Homestyle Puff Pastry


Homestyle puff pastries made with pear and strawberries.
I made these puff pastries from scratch, with some fast ripening pears, and some frozen strawberries that I drained and sliced first.

When looking for recipes for fruit I often come across puff pastry. Most of the time the recipe calls for already-made puff pastry dough that you can buy at the supermarket. I’m stuck on making things from scratch whenever possible, so I have never yet bought puff pastry dough. But I understand why people do. It’s because puff pastry is an art form. It is definitely not easy to make a beautiful, flaky pastry dough for a tart, from scratch. And, it takes patience.  Such perfection is created with extra thin actual layers of butter and flour. But it sure does taste good to bite into such buttery joy surrounding your favorite cooked fruit.

Most of the time I will just make a simple pie. I have never made the for-real puff pastry, but I have evolved using my favorite pie dough recipe that calls for lots of butter. I simply use a different technique to create a homestyle puff pastry that is not so time consuming or difficult. It doesn’t look as pretty, but sure does taste flaky and delicious. The secret is to cut up your dough instead of mixing it.

Ingredients for Pie/Puff Pastry Dough – Makes two pie shells or twelve puff pastries

Ingredients for Puff Pastry Filling

To make your puff pastry, work directly on your clean counter or a large cutting board. Mix together the flours, salt and sugar and make a pile with the mixture. Cut the butter into small chunks and place the chunks on top of the pile of flour. Use a large knife or a straight edge like a pastry dough shaper, and continuously cut the butter into the flour, until the butter is in very small chunks, about like peas, and spread evenly throughout the flour.  This takes me about seven or eight minutes. Gather it all into a pile again and make an indentation in the top and pour about a quarter cup of ice water in. Now gradually cut the water and flour mixture together. Use the remaining quarter cup of water over the top and cut that into your mixture, until you wind up with a dryish flaky mixture that doesn’t seem to hold together.

Avoid the temptation to work it with your hands at this point. You want to retain this flakiness, or you will wind up with pie dough. Use your shaper or large knife and make a rectangle with your dough, about four inches high.  Fold your rectangle in half by sliding your straight edge under half of your mixture and placing it over the other half. It will be flaky and messy. Shape it back into a rectangle with your straight edge, press down on it lightly to spread it out a little, and then fold it in half again. These are homestyle layers that you are making. It will be messy again, so shape it into a rectangle another time, fold it one more time, and then shape it one last time.  Your butter will be getting warm by now, making your mixture a little less crumbly.

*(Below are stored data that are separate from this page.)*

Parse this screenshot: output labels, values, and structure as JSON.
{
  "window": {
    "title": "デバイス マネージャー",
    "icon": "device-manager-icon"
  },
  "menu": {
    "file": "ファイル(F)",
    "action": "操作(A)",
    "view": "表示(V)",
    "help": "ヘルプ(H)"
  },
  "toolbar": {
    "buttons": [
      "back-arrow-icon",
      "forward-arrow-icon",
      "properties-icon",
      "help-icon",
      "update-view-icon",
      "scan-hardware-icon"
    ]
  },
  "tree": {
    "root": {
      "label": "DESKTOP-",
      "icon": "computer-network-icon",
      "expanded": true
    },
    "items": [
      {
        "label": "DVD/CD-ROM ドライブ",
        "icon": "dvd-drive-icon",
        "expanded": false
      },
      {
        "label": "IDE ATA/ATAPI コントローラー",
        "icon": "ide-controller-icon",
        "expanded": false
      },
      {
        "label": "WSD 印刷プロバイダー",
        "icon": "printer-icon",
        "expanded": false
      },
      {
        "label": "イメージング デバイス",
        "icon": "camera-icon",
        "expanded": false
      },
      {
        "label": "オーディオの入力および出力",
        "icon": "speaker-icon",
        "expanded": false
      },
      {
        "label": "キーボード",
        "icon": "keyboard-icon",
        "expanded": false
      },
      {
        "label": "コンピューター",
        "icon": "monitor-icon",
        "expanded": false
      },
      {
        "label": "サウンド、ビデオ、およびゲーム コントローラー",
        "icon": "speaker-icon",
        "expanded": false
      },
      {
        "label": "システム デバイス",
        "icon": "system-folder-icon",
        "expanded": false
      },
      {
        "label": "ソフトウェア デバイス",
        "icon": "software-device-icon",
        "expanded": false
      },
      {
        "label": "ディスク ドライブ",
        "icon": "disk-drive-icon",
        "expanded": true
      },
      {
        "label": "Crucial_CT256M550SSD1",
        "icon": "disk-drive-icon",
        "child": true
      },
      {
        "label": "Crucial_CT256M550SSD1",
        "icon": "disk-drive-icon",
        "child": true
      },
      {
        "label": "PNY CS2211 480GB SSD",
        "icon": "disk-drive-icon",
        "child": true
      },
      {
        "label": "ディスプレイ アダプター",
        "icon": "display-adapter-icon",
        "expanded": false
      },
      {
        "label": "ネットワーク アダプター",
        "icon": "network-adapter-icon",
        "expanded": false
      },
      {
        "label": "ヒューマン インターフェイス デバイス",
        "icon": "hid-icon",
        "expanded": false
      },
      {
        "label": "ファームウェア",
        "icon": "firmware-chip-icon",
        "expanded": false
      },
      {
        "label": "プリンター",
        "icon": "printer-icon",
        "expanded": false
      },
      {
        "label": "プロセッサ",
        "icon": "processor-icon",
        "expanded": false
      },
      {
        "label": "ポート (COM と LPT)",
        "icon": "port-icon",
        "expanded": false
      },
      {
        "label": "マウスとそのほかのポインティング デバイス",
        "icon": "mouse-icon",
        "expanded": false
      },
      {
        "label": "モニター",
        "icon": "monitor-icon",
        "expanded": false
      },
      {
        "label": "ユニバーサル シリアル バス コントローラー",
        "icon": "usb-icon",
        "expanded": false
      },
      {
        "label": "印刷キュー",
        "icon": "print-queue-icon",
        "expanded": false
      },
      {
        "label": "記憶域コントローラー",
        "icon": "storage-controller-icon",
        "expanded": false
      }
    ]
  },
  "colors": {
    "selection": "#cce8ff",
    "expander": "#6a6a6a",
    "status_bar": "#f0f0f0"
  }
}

Wrap your dough, shaped in a rectangle, and put it in the freezer for ten minutes, or the fridge for about half an hour.

In the mean time you can get your filling ready by mixing together the butter, sugar and cinnamon to taste, and slicing your fruit. When your dough is chilled, cut your rectangle in half. Take one half and roll it out to about 1/4 inch thickness. Do NOT over roll it. If you need to, sprinkle a little four to keep the butter from sticking to your rolling pin. If it is a little crumbly just press it with the palm of your hand to form your dough around the edges. Cut your large rectangle into six even pieces. Brush each piece with your butter cinnamon sugar mixture, and place your fruit on top in the middle. It should be just malleable enough now to fold up the edges of the dough and pinch them together to form a low border to keep the fruit in.  Use a spatula to place each one on a cookie sheet. Repeat the process with the other half of the dough, or save that half in the freezer or fridge, for future use.

Cook your pastry in a preheated oven at 400 degrees, for twenty minutes, or until golden brown. Serve while still a little warm and you will enjoy every bit of the buttery goodness mixed with fresh fruit. The flakiness of the dough, created by keeping the butter and flour as separated as possible, is worth the extra fifteen or twenty minutes it takes to make these pastry treats once in awhile, instead of the always dependable pie.